Major new data privacy obligations on the cards for business

After substantial discussions in the corridors of Brussels a nearly final form of the General Data Processing Regulation “GDPR” has been published. Announced by Brussels as creating a “single market for data processing across the EU” it will in fact create substantial new compliance obligations for most businesses in the UK when, as anticipated, it comes into effect in 2017.

The EU’s existing Data Protection Directive of 1995 was enacted into UK law by the Data Protection Act 1998. Each EU member state was required by the Directive to enact data protection laws but there was a degree of freedom as to how restrictive those laws had to be. Germany, for example, chose to enact much tougher laws protective of “data subjects” than the UK.

The new GDPR will, in theory, have exactly the same effect in all member states and data laws in the UK and elsewhere in Europe will be brought up to the standard that currently exists in Germany. The UK Data Protection Act will be replaced by the GDPR.

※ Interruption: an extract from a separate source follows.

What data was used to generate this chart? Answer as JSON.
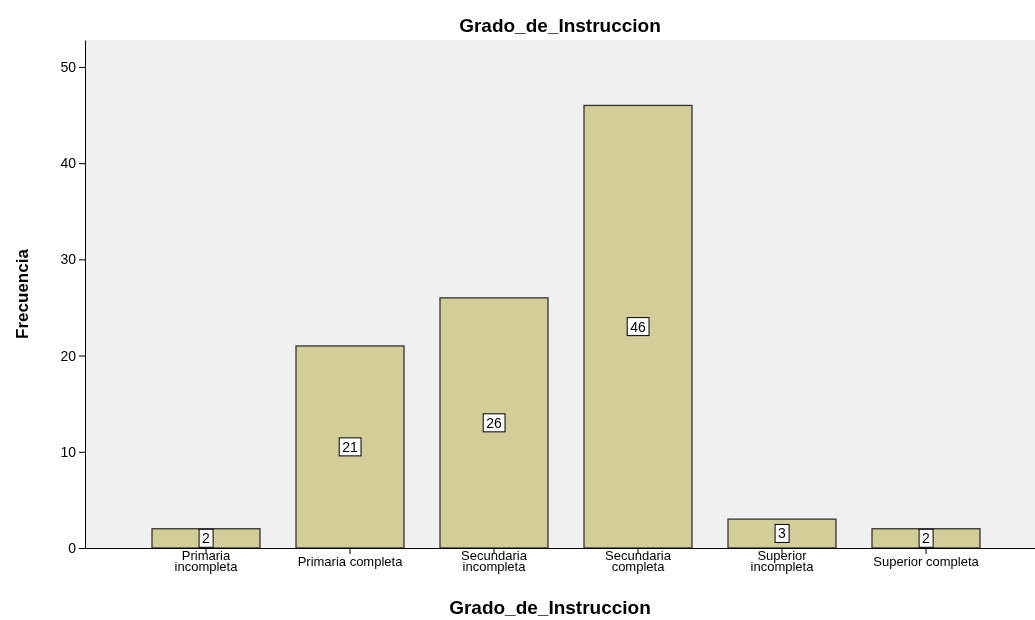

Whilst the GDPR will regulate the activities of governments and big businesses that “deal in” data, like the big internet businesses that exchange services for the collection of data from their users, the GDPR will also have a profound effect on ordinary businesses that hold the personal data of their employees or customers, that is most businesses, and providers or users of hosted IT services. It has also been suggested that the comprehensive requirement to ensure that data subjects have recently consented to the holding and use (processing) of their data in full knowledge of the purpose for which it is to be processed will kill off businesses which currently sell mailing lists as they will not be able to comply with the new requirements.

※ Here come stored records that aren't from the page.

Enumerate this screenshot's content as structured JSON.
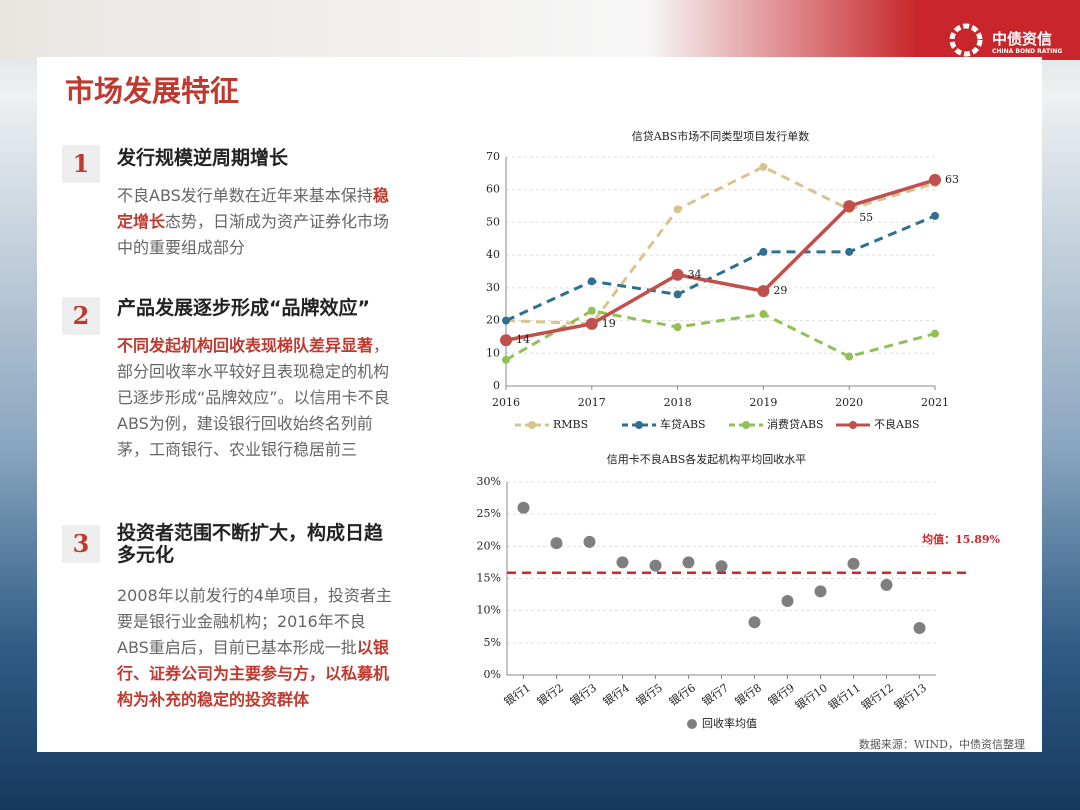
{
  "header": {
    "title": "市场发展特征",
    "logo_name": "中债资信",
    "logo_sub": "CHINA BOND RATING"
  },
  "sections": [
    {
      "number": "1",
      "title": "发行规模逆周期增长",
      "body": [
        {
          "text": "不良ABS发行单数在近年来基本保持",
          "emph": false
        },
        {
          "text": "稳定增长",
          "emph": true
        },
        {
          "text": "态势，日渐成为资产证券化市场中的重要组成部分",
          "emph": false
        }
      ]
    },
    {
      "number": "2",
      "title": "产品发展逐步形成“品牌效应”",
      "body": [
        {
          "text": "不同发起机构回收表现梯队差异显著",
          "emph": true
        },
        {
          "text": "，部分回收率水平较好且表现稳定的机构已逐步形成“品牌效应”。以信用卡不良ABS为例，建设银行回收始终名列前茅，工商银行、农业银行稳居前三",
          "emph": false
        }
      ]
    },
    {
      "number": "3",
      "title": "投资者范围不断扩大，构成日趋多元化",
      "body": [
        {
          "text": "2008年以前发行的4单项目，投资者主要是银行业金融机构；2016年不良ABS重启后，目前已基本形成一批",
          "emph": false
        },
        {
          "text": "以银行、证券公司为主要参与方，以私募机构为补充的稳定的投资群体",
          "emph": true
        }
      ]
    }
  ],
  "source": "数据来源：WIND，中债资信整理",
  "chart_data": [
    {
      "type": "line",
      "title": "信贷ABS市场不同类型项目发行单数",
      "categories": [
        "2016",
        "2017",
        "2018",
        "2019",
        "2020",
        "2021"
      ],
      "ylim": [
        0,
        70
      ],
      "yticks": [
        0,
        10,
        20,
        30,
        40,
        50,
        60,
        70
      ],
      "grid": true,
      "legend": "bottom",
      "series": [
        {
          "name": "RMBS",
          "color": "#d8c48c",
          "dash": true,
          "values": [
            20,
            19,
            54,
            67,
            54,
            62
          ]
        },
        {
          "name": "车贷ABS",
          "color": "#2f6f8f",
          "dash": true,
          "values": [
            20,
            32,
            28,
            41,
            41,
            52
          ]
        },
        {
          "name": "消费贷ABS",
          "color": "#93c054",
          "dash": true,
          "values": [
            8,
            23,
            18,
            22,
            9,
            16
          ]
        },
        {
          "name": "不良ABS",
          "color": "#c0504d",
          "dash": false,
          "show_labels": true,
          "values": [
            14,
            19,
            34,
            29,
            55,
            63
          ]
        }
      ]
    },
    {
      "type": "scatter",
      "title": "信用卡不良ABS各发起机构平均回收水平",
      "categories": [
        "银行1",
        "银行2",
        "银行3",
        "银行4",
        "银行5",
        "银行6",
        "银行7",
        "银行8",
        "银行9",
        "银行10",
        "银行11",
        "银行12",
        "银行13"
      ],
      "ylim": [
        0,
        30
      ],
      "yticks": [
        {
          "value": 0,
          "label": "0%"
        },
        {
          "value": 5,
          "label": "5%"
        },
        {
          "value": 10,
          "label": "10%"
        },
        {
          "value": 15,
          "label": "15%"
        },
        {
          "value": 20,
          "label": "20%"
        },
        {
          "value": 25,
          "label": "25%"
        },
        {
          "value": 30,
          "label": "30%"
        }
      ],
      "grid": true,
      "legend": "bottom",
      "series": [
        {
          "name": "回收率均值",
          "color": "#7f7f7f",
          "values": [
            26,
            20.5,
            20.7,
            17.5,
            17,
            17.5,
            16.9,
            8.2,
            11.5,
            13,
            17.3,
            14,
            7.3
          ]
        }
      ],
      "mean": {
        "value": 15.89,
        "label": "均值：15.89%",
        "color": "#d0262c"
      }
    }
  ]
}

Providers of hosted IT services which involve personal data and those providing cloud storage of such data will now have to enter into comprehensive contracts with their customers setting out in detail the security measures they take to protect the personal data that they hold for their clients (eg staff or customer information) and their clients may have to audit those measures to satisfy them selves they are adequate. No longer will it be possible to rely on a mere promise from the service provider to “keep the data confidential and comply with data privacy laws”. This will have a fundamental effect on much business contracting in the field of IT services. Lawfully hosting personal data in the cloud may become very difficult.

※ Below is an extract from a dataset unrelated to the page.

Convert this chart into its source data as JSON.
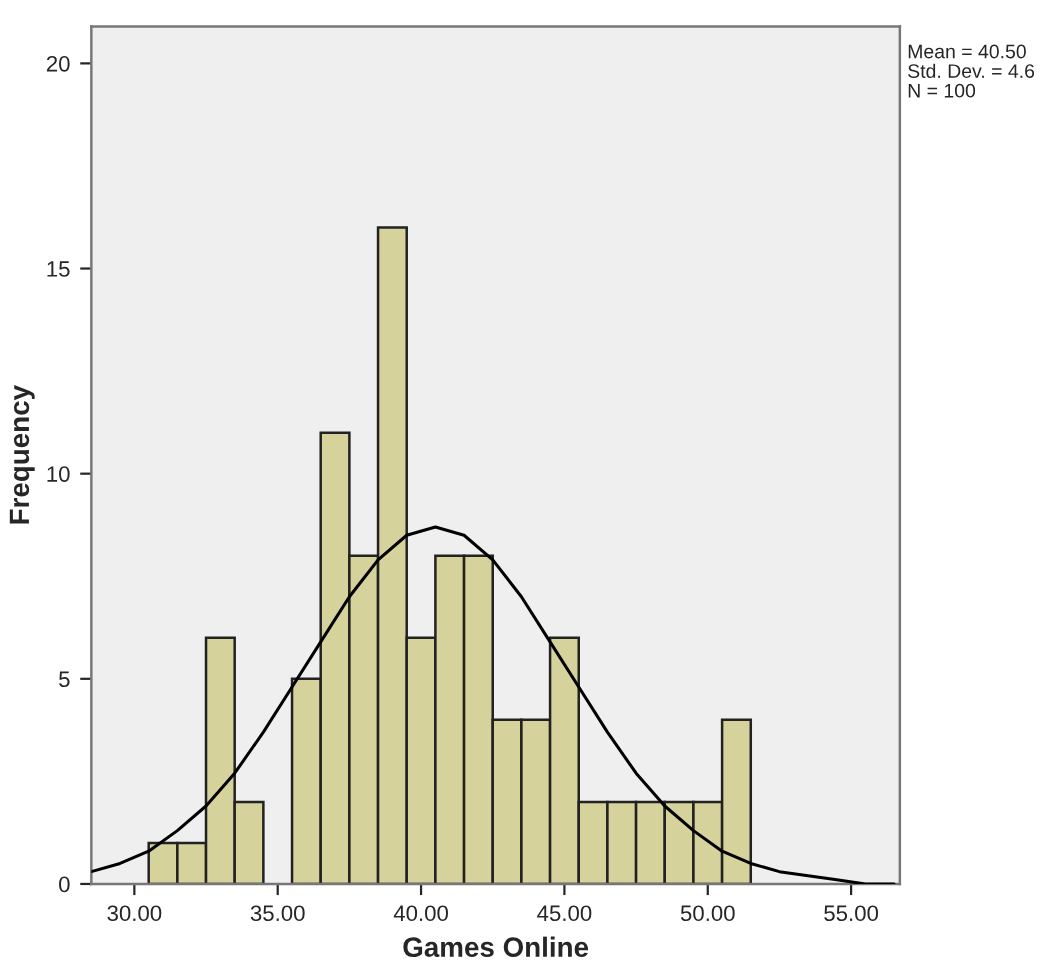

Those processing personal data or using third parties to process it for them will need in future to keep detailed records of their processing activities, contracts and security measures. Any significant loss or corruption of personal data will have to be reported to the authorities.

The currently often incomprehensible and overly broad privacy policies used by businesses to pay lip service to their obligation to inform data subjects how and why their data will be used or sold on to others will need to become much clearer and straightforward. Most privacy policies will need to be re-written specifically for the business in question. Using a “standard” will cease to be a viable option although the GDPR says that national data authorities may produce standard form contracts.

IT systems may need to be re-configured to allow compliance. For example, data subjects must have an effective right to require their data to be deleted. That would be difficult for many current systems as deletion of fields could upset historical information, rendering it inaccurate. The GDPR actually requires data protection to be engineered into new systems. Even existing arrangements will need to be updated to be compliant within two years from the introduction of the GDPR.

Penalties for non-compliance will also increase. Serious non-compliance may now be punished with fines of up to 20 million Euros or 4% of the worldwide annual turnover of the guilty party. This compares with a current maximum of £500,000 under the Data Protection Act.

Businesses generally and particularly those specifically involved in dealing in, storing or using personal data or designing IT systems that involve the processing of personal data should start planning for the proposed changes now.

ENDS

This is for information purposes only and is no substitute for, and should not be interpreted as, legal advice.  All content was correct at the time of publishing and we cannot be held responsible for any changes that may invalidate this article.